The Court of Justice of the European Union has clarified the interpretation of the term “any third party” in Article 19(1) of the Community Designs Regulation (6/2002/EC) in its decision in Case C-488/10 Celaya Emparanza y Galdos Internacional SA (Cegasa) v Proyectos Integrales de Balizamiento SL.
Since 2005, Celaya Emparanza y Galdos Internacional SA (Cegasa) has owned a registered Community design (RCD), consisting of a beacon-like marker used for traffic-signalling purposes. On two separate occasions in 2008, Cegasa demanded that Proyectos Integrales de Balizamiento SL (PROIN) cease and desist the marketing of a beacon-like marker that Cegasa viewed as producing an overall impression similar to its RCD. PROIN provided Cegasa with an undertaking to alter its design, but proceeded subsequently to register the design at issue. Cegasa did not make an application for a declaration of invalidity of PROIN’s design but instead brought infringement proceedings against PROIN before the Alicante Commercial Court. The Alicante Court, having considered that PROIN’s design was a reproduction of Cegasa’s design, asked the CJEU for guidance in respect of whether grounds for an infringement proceeding existed, considering the alleged infringing design was registered in its own right.
The Regulation does not address expressly the issue of whether the owner of an earlier RCD can sue the owner of a later RCD for infringement. The CJEU referred to Article 19(1) of the Regulation, which states that “a registered Community design shall confer on its holder the exclusive right to use it and to prevent any third party not having his consent from using it”. The CJEU indicated that this wording does not exclude the possibility of bringing an action against the holder of a later RCD when read in combination with Article 10(1) of the Regulation. Article 10(1) gives the RCD holder a right to exclude use of any designs that do not produce on the informed user an overall impression different to their design. Therefore, the holder of a later RCD who used a design that offended Article 10(1) could be encompassed by the “any third party” term of Article 19(1).
The CJEU emphasised that this interpretation was necessary to ensure that infringement proceedings are not undermined and to guarantee that effective protection of RCDs under the Regulation is achieved. This is important considering the examination procedure for registration of RCDs does not take into account pre-registration circumstances surrounding the use of the design, does not provide a means of opposition to registration and is generally less rigorous than the registration process for other forms of registered intellectual property protection, such as trade marks.
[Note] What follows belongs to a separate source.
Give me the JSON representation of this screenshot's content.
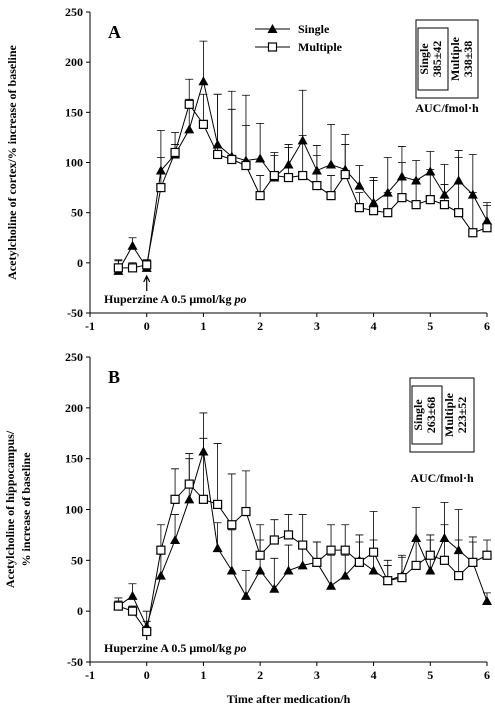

In addition, the CJEU applied the priority principle when interpreting the Regulation. This means that earlier RCDs take precedence over later RCDs, with earlier RCDs being deemed to have met the conditions for registration first. Therefore, although PROIN’s design is registered, PROIN can only enjoy exclusive protection rights if it shows Cegasa’s design is invalid.
The CJEU made it clear that the interpretation of the scope of the rights conferred by CDRs is an objective exercise, rendering the conduct and intention of the parties irrelevant. As such, the fact that PROIN registered its design only after Cegasa had sent it formal cease and desist notices was immaterial.
The CJEU ruling will be welcomed by holders of RCDs, who can now sue confidently for infringement, even if the product in question is protected by a later RCD. RCD holders should also take comfort in this decision as it shows that: i) the holder of the earlier RCD does not need to apply to invalidate the later RCD before bringing an infringement action; and ii) where two RCDs are in conflict, the onus to prove that the earlier RCD is invalid falls on the holder of the later registration. This judgment is also likely to deter potential infringers from registering “infringing designs” in the hope of invoking the registration as a defence in an infringement action.